Robert Davi crooning at The Venetian
The minute he walks in the joint, you can tell he’s a man of distinction … even if he got pulled over on the drive from California, and even if he forgot his cuff links.
(That’s a problem, because he never wears shirts with button sleeves, he will soon explain.)
But the overcoat … the fedora … that face? Peppermill diners know he’s that guy. Even if they don’t quite remember Robert Davi’s name, the photo-posing begins.
But Davi is on a mission to communicate that he’s not the guy they think he is: the movie villain who menaced “The Goonies” or James Bond in “Licence to Kill.”
Davi is really a romantic at heart. He even defends the drug-lord Bond villain Sanchez as a guy who never initiates the hostilities; he merely responds when the law won’t leave him alone.
Most of all, Davi is a crooner. Always has been.
“The music is more who I am than anything,” he says. “That’s the revelatory part of myself. I feel like I’ve been in prison for 30 years, and I’ve been finally let out of prison.”
His parole resulted in “Davi Sings Sinatra: On the Road to Romance,” an album of standards Davi brings to life in a narrative stage show infused with his theatrical presence.
Cynics could dismiss Davi as yet another take on the Great American Songbook, getting in line behind Rod Stewart or the guy who won “America’s Got Talent.”
But the 58-year-old actor had formal vocal training from childhood, as well as an authentic connection to Sinatra. His first paid acting job was in Sinatra’s 1977 TV movie “Contact on Cherry Street,” and the two stayed in touch for the rest of the legend’s life.
“We had a commonality of loving that music and the opera,” Davi says. Beyond that, “who knows what made it click?”

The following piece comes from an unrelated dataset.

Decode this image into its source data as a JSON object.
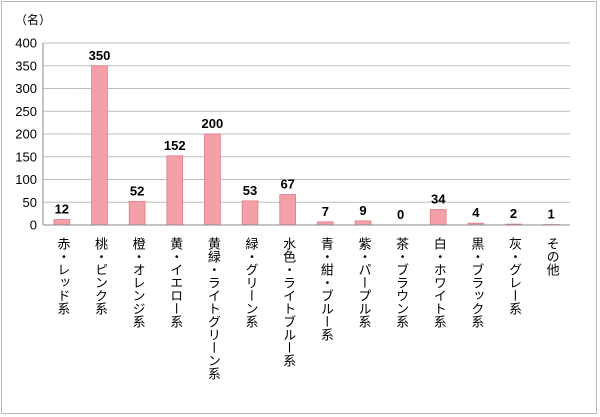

But Sinatra could sense the young actor was sensitive about the facial scars that typecast him as a heavy.
“One time he said something to me that could have been a very personal statement. I was a bit self-conscious about my skin. And he said, ‘Those scars make you who you are. Wear them and be happy about them.’ ”
Before he won the part in Sinatra’s cop drama, Davi paid for his acting and singing lessons by waiting tables in an upscale restaurant near Lincoln Center. But he was fired when he was too slow to realize the job required a kickback to the general manager.

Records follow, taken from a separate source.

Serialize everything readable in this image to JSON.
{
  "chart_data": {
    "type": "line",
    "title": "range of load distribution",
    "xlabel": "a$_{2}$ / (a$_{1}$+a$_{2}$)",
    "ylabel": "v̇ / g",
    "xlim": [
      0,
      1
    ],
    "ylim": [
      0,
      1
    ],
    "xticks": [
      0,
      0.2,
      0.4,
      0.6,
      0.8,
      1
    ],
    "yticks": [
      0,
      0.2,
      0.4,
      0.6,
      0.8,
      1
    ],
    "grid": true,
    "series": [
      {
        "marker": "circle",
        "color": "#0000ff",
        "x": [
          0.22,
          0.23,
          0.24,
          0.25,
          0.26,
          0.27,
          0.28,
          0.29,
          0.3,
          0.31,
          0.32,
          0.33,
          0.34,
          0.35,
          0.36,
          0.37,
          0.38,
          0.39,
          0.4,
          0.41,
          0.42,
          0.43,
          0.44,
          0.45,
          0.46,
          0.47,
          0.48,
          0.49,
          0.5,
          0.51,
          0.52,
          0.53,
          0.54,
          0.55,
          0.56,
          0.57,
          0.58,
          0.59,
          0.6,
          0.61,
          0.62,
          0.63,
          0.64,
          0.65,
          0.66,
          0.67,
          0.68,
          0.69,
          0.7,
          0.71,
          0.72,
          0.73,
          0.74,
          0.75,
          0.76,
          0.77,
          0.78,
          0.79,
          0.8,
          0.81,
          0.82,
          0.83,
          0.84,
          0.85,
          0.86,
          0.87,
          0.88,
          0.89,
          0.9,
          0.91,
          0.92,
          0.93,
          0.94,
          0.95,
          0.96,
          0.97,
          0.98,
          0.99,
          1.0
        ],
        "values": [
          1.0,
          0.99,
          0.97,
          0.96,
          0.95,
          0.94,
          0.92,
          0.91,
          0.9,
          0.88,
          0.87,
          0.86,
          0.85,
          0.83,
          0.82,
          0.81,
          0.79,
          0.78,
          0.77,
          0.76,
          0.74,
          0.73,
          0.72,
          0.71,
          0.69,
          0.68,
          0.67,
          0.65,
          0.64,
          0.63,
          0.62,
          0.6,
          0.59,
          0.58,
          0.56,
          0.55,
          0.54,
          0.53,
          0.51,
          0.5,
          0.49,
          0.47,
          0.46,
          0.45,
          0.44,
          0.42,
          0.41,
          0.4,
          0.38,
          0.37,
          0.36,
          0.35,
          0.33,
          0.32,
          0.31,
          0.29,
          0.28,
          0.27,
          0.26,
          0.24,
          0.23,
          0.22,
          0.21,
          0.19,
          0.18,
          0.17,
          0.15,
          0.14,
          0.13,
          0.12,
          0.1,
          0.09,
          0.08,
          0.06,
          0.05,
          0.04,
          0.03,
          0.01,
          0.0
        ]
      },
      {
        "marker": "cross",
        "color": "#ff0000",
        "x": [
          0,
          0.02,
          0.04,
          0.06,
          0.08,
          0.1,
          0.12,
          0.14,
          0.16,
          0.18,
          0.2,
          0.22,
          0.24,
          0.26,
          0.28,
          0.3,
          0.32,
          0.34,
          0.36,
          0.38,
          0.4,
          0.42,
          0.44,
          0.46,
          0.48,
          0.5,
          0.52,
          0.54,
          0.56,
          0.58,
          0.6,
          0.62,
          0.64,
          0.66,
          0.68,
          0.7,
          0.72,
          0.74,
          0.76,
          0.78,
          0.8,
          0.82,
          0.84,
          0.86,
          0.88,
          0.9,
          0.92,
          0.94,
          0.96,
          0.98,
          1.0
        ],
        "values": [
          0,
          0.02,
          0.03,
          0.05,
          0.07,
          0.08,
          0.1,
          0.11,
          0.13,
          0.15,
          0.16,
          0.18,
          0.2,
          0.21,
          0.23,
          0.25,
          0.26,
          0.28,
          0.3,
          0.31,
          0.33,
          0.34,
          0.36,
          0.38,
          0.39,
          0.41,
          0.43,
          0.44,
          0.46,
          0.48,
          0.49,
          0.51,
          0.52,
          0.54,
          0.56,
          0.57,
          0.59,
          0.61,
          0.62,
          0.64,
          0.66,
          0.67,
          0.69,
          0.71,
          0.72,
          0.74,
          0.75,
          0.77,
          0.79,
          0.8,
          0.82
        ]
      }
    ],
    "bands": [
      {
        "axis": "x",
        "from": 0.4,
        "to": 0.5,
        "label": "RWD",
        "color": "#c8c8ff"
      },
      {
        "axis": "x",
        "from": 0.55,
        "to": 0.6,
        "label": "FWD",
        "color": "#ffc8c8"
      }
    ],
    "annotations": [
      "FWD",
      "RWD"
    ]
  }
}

One night during the “Cherry Street” shoot, Davi was told, “The old man wants to take us to dinner.” He hopped in a limo, and “they pull in front of the restaurant I got fired from. Sinatra looks over with just a smile: ‘C’mon, let’s go eat.’ ”
Davi figures he has something else in common with Sinatra when he draws from his bad-guy image: “Not many of the acts have edge. That sense of danger was exciting onstage. I don’t think there’s anybody singing today, that if he said, ‘I’m gonna break your legs,’ you’d believe it.”

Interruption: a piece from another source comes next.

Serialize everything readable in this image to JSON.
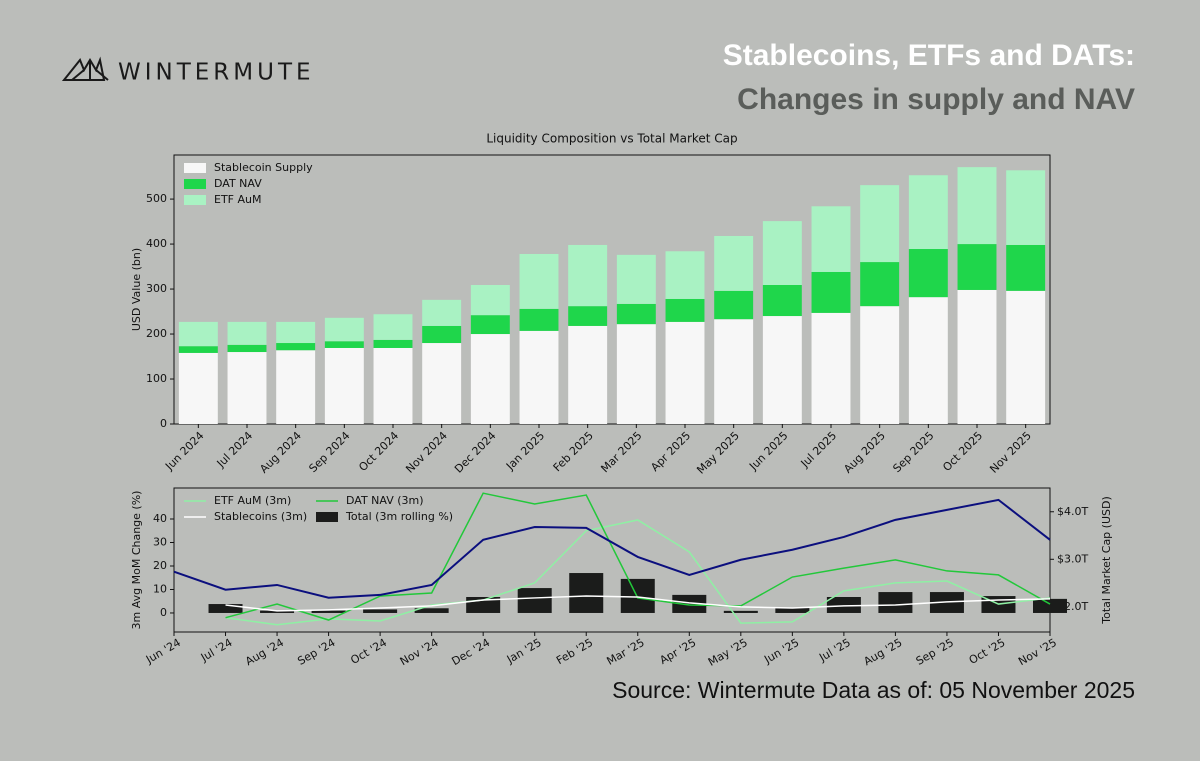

He took a cue from the work of another friend, Chazz Palminteri’s “A Bronx Tale,” in weaving familiar standards such as “All the Way” and “Witchcraft” into a framing narrative. “The juxtaposition of that (edge) with the romance, the poetry, gives it a whole other kind of thing I would like to bring back to Vegas.”
Though Davi has a cable news presence as a political conservative — and says his invitation to perform came directly from Las Vegas Sands Corp. CEO Sheldon Adelson, of late in the news for his Newt Gingrich super-PAC contributions — he says standards have the power to unite, not divide.
After singing on screen in the 2008 movie “The Dukes,” Davi took “the temperature of the country,” and decided it’s “divisive more so than I ever remembered.” He decided to remind people the Great American Songbook is “the Shakespeare of American music, and it transcends more than any other music. … It’s what made the world fall in love with America.”
The songs that got the country through the Depression and World War II are “filled with optimism and hope,” he says. “There’s a message in my wanting to do this that’s motivating me.”